Triatlon’un Olimpiyat Oyunlarında kabul gördüğü branşlar sırasıyla, Yüzme-Bisiklet-Koşudur. Bunun yanında, Triatlon organize edildiği yerin özelliklerine uygun olarak değişiklikler gösterebilir. Örneğin Raft Sporu’nun yapılmasına müsait bir bölgede Yüzmenin yerine Rafting koyulabilir. Ya da kış sporlarının yapılmasına olanak veren bir yerde Yol bisikleti yerine, Mukavemet kayağı koyulabilir.
Triatlon disiplinlerinin kuralları
Yüzme:
Yarışmacılar yüzme parkurunu tamamladıktan sonra bisiklet etabına devam etmek üzere bisiklet parkuruna koşarlar. Değişim alanı denilen, bisiklet ve malzemelerinin bulunduğu yerde kısa bir sürede hazırlanarak bisikletle yarışa devam ederler hazırlanma süresi toplam yarış süresine dâhildir.

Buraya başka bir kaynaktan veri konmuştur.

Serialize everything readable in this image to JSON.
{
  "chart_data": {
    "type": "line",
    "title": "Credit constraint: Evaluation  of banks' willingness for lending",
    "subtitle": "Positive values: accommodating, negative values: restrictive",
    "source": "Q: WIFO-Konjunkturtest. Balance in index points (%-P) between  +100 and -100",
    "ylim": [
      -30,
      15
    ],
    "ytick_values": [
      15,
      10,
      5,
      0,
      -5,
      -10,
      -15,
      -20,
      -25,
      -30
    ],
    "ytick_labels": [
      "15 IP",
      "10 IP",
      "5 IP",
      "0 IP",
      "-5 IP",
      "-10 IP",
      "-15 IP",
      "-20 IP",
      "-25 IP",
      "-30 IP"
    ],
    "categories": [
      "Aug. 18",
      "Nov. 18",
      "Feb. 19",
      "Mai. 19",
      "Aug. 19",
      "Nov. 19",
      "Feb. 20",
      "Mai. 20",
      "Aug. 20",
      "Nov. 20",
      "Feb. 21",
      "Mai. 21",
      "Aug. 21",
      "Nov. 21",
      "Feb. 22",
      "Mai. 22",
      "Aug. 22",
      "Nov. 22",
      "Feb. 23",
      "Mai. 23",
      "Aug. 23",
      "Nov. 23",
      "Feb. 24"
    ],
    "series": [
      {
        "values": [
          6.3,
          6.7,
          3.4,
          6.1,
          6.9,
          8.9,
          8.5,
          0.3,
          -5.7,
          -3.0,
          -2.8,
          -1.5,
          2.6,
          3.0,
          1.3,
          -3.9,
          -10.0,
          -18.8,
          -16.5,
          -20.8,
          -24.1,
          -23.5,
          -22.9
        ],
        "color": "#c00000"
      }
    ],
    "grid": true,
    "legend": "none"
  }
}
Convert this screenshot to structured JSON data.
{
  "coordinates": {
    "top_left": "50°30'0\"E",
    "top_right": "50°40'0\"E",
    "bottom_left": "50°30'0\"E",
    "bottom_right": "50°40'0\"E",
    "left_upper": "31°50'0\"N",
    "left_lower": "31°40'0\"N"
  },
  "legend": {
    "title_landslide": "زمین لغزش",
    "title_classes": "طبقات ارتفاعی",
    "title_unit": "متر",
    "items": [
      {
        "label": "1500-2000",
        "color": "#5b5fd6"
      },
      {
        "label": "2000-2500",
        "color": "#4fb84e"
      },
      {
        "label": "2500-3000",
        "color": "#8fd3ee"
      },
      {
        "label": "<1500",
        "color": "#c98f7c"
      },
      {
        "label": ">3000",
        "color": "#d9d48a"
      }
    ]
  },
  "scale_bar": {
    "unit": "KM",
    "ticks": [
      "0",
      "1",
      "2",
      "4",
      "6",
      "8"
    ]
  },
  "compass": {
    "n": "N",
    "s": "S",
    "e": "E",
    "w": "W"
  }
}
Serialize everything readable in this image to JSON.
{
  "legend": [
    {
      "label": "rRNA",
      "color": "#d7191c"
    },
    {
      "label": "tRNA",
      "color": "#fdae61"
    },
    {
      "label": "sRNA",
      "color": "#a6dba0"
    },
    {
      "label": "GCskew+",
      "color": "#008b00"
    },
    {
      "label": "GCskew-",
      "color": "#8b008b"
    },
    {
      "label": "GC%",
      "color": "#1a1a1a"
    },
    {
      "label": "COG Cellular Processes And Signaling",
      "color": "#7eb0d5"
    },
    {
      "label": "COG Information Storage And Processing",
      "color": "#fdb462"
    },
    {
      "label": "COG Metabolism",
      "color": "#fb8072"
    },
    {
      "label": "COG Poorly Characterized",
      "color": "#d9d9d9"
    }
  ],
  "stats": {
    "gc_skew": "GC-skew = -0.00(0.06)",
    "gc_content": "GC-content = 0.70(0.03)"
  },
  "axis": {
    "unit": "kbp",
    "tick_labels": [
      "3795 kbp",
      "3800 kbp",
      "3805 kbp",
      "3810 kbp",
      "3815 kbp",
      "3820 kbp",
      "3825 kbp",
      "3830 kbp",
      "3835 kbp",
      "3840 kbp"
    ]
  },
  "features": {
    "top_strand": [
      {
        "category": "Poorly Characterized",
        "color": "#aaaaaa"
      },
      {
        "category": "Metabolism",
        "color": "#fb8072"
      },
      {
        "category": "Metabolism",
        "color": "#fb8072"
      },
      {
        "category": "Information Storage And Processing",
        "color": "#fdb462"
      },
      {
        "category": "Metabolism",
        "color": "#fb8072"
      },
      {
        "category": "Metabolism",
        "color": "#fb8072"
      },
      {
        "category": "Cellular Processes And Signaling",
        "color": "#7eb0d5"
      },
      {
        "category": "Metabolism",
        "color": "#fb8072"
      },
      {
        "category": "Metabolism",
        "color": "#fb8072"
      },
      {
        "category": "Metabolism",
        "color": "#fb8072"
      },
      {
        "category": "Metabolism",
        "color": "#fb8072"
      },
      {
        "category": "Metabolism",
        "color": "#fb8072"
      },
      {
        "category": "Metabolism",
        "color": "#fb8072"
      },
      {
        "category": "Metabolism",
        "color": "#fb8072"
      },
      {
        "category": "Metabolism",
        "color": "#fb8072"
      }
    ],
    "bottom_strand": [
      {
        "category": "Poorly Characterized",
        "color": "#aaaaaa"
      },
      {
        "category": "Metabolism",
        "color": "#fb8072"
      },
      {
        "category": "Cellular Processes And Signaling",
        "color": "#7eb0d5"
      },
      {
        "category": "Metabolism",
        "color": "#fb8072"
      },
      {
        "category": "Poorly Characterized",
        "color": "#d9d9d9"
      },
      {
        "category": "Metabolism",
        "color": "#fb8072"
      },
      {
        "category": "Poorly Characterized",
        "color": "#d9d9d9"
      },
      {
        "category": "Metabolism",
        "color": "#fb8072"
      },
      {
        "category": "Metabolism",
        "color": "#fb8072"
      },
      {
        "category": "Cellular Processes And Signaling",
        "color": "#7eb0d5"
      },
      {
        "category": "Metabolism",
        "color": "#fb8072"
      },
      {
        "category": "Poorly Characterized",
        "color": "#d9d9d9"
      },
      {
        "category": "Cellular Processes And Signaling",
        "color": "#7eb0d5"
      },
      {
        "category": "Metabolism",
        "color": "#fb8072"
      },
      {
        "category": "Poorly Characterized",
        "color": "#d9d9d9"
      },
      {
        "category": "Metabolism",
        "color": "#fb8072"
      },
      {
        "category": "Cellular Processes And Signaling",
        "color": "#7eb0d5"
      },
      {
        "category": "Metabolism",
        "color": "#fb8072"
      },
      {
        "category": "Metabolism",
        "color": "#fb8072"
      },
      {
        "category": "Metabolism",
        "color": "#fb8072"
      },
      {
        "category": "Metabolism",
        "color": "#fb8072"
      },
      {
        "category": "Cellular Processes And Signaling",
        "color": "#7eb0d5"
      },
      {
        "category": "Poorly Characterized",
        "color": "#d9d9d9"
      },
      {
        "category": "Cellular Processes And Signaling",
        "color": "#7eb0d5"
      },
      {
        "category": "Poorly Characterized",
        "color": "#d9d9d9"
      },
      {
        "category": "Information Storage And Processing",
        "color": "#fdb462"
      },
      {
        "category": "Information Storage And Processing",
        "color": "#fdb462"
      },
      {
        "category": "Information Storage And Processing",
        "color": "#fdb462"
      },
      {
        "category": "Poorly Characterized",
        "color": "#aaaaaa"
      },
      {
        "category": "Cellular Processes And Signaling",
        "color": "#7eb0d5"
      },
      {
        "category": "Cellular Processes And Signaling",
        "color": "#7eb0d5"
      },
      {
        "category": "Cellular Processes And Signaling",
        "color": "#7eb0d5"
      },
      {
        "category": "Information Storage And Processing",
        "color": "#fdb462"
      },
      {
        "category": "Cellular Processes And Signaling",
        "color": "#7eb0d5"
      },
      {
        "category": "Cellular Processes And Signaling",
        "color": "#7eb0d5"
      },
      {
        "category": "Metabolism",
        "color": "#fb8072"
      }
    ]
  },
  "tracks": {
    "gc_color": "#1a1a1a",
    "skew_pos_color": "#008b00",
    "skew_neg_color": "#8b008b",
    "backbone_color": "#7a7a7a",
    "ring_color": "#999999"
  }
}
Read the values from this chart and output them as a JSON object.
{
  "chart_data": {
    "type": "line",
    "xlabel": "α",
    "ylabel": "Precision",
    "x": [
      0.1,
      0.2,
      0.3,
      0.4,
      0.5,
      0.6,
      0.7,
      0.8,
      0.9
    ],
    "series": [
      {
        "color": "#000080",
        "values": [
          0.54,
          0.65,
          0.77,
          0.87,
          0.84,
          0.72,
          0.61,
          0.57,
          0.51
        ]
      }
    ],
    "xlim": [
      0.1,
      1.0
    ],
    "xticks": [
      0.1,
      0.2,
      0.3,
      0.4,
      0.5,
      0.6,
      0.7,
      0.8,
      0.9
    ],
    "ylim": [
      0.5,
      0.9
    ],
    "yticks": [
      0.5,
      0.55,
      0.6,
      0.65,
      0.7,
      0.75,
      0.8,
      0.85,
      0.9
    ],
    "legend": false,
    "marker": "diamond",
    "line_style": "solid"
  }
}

Triatlon yüzme ile başlar. Genellikle erkek ve bayan sporcuların çıkışları ayrı ayrı verilir. Yüzme denizde yapılabildiği gibi göl, debisi az nehirler, kanallar ve havuzlarda da yapılabilmektedir. Yüzme normal olarak, deniz, göl, baraj gibi yerlerde hazırlanan geniş parkurlarda yapılmakta parkurun çıkış noktası yarışmacıların suyu rahatça terk edebilmesi için geniş tutulmaktadır. Avrupa’da sadece Triatlon için dizayn edilmiş havuzlar ve tesisler vardır.
Bütün yarışmacılar, organizatörlerin vereceği yüzme bonelerini giymek ve yarış numaralarını kol ve bacaklardan birisine yazmak zorundadırlar. Yarışmacılar istedikleri biçimde yüzebilir başlangıç ve bitiş noktalarında yürüyebilirler ancak Yüzme sırasında sporcular sadece mayo giymek zorundadırlar. Bunun dışında sporcuya avantaj sağlayacak herhangi bir yardımcı malzeme kullanamazlar. Ancak su ısısının organizasyon komitesinin belirleyeceği sıcaklığın altına düşmesi durumunda, sporcular wetsuit denen ve sporcuyu soğuktan koruyan giysiyi giyebilir.
Bisiklet:
Yüzme parkurunu tamamlayan yarışmacılar, bisikletleri ile önceden belirlenmiş parkuru herhangi bir yardım almadan tamamlarlar. Yarışmacılar bisiklet etabında güvenlik kaskı kullanmak ve organizatörleri tarafından temin edilen ve arkadan tam olarak görülen yarış numarasını, sırtlarına takmak zorundadır.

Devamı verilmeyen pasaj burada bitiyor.